Once the security work is integrated it will become much more useful to have public mirrors because clients then don’t need to trust the mirrors (we’re safe from MITM attacks). And hackage will distribute a list of public mirrors that the clients will use automatically. So having a decent mirroring client will become rather important. It’s also useful for the synchronisation to be very efficient so that the public mirrors can be nearly live copies.

Solving the cabal sandbox / global packages problem

A problem that people have been complaining about recently is that the Haskell Platform ships with lots of packages in the global package database, making it hard to compile packages that require non-standard versions of the platform packages.

This isn’t really a problem with the Haskell Platform at all, it’s really a problem with how cabal-install constructs its sandboxes, and fortunately it’s one that seems relatively easy to fix. Good progress was made on this ticket over the hackathon and hopefully it will be completed within the next couple weeks.

The problem is that cabal sandbox init makes an environment where with a package database stack consisting of the global one, plus a new empty local one. This means all the global packages are implicitly inside the sandbox already. That’s not so useful when you want to start with a minimal sandbox.

Originally this was a GHC limitation, that we always had to use the global package DB, however that has been fixed now for a couple GHC releases. So the solution we went for is to use only a local empty package DB, and to copy the registration information for a certain set of core packages into the local package DB. Ultimately we would like GHC to come supplied with the list of core packages, but for now we can just hard code the list.

Improving the tagging feature on Hackage

One new contributor started work on reimplementing the Hackage website’s tagging feature to make it more flexible and useful. The key idea is to make package categories into tags and make it easier to curate tags by solving the problem that lots of tags are essentially aliases for each other. This happens because each package author picks their tags themselves. So we will have sets of tag aliases, each with a canonical representative. Then any package using any alias will be assigned the canonical tag. The data model and user interface will make it possible for trustees to decide which existing tags ought to be aliased together and then do it. Ultimately, the tags and aliases should be useful in the existing hackage search.

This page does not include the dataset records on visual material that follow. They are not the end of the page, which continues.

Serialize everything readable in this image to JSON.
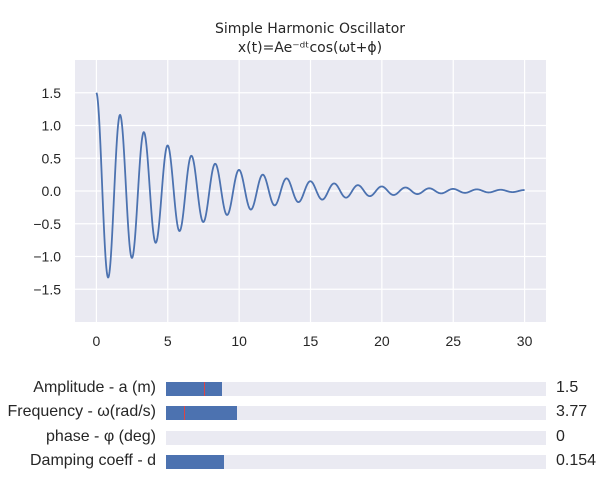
{
  "chart_data": {
    "type": "line",
    "title": "Simple Harmonic Oscillator",
    "subtitle": "x(t)=Ae⁻ᵈᵗcos(ωt+ϕ)",
    "xlabel": "",
    "ylabel": "",
    "xlim": [
      -1.5,
      31.5
    ],
    "ylim": [
      -2.0,
      2.0
    ],
    "xticks": [
      0,
      5,
      10,
      15,
      20,
      25,
      30
    ],
    "yticks": [
      -1.5,
      -1.0,
      -0.5,
      0.0,
      0.5,
      1.0,
      1.5
    ],
    "xtick_labels": [
      "0",
      "5",
      "10",
      "15",
      "20",
      "25",
      "30"
    ],
    "ytick_labels": [
      "−1.5",
      "−1.0",
      "−0.5",
      "0.0",
      "0.5",
      "1.0",
      "1.5"
    ],
    "grid": true,
    "series": [
      {
        "function": "A*exp(-d*t)*cos(w*t+phi)",
        "A": 1.5,
        "w": 3.77,
        "phi": 0,
        "d": 0.154,
        "t_range": [
          0,
          30
        ],
        "color": "#4c72b0"
      }
    ]
  },
  "sliders": [
    {
      "label": "Amplitude - a (m)",
      "value": "1.5",
      "fill_fraction": 0.147,
      "init_fraction": 0.1
    },
    {
      "label": "Frequency - ω(rad/s)",
      "value": "3.77",
      "fill_fraction": 0.187,
      "init_fraction": 0.048
    },
    {
      "label": "phase - φ (deg)",
      "value": "0",
      "fill_fraction": 0.0,
      "init_fraction": null
    },
    {
      "label": "Damping coeff - d",
      "value": "0.154",
      "fill_fraction": 0.153,
      "init_fraction": null
    }
  ],
  "colors": {
    "axes_bg": "#eaeaf2",
    "grid": "#ffffff",
    "line": "#4c72b0",
    "slider_fill": "#4c72b0",
    "slider_track": "#eaeaf2",
    "slider_init": "#dd4444"
  }
}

Supporting curated package collections in Cabal and Hackage

Curated package collections are one of the two major parts to solving Cabal Hell.

People started work on supporting these natively in Cabal and Hackage. The idea is that proper integration will make them easier to use, more flexible and easier for people to make and distribute curated collections. Examples of curated collections include stackage (LTS and nightly snapshots) and the sets of versions distributed by Linux distros. Integration will allow simpler and shorter configurations, easier switching between collections and the ability to easily define collections either to distribute on Hackage or to use locally. By teaching cabal about collections it can give better error messages (e.g. when something cannot be installed because it’s not consistent with the collection(s) in use). Making collections easier to distribute via Hackage, and easier to combine, might open up new possibilities. For example we might see collections specifically to help people work with the popular web stacks (e.g. if those cannot always fit into a large general purpose collection). Or we might see collections of things you might like to avoid such as deprecated or known-broken packages. Combining collections would then allow you to configure cabal to use a large collection intersected with the negation of the collection of deprecated packages.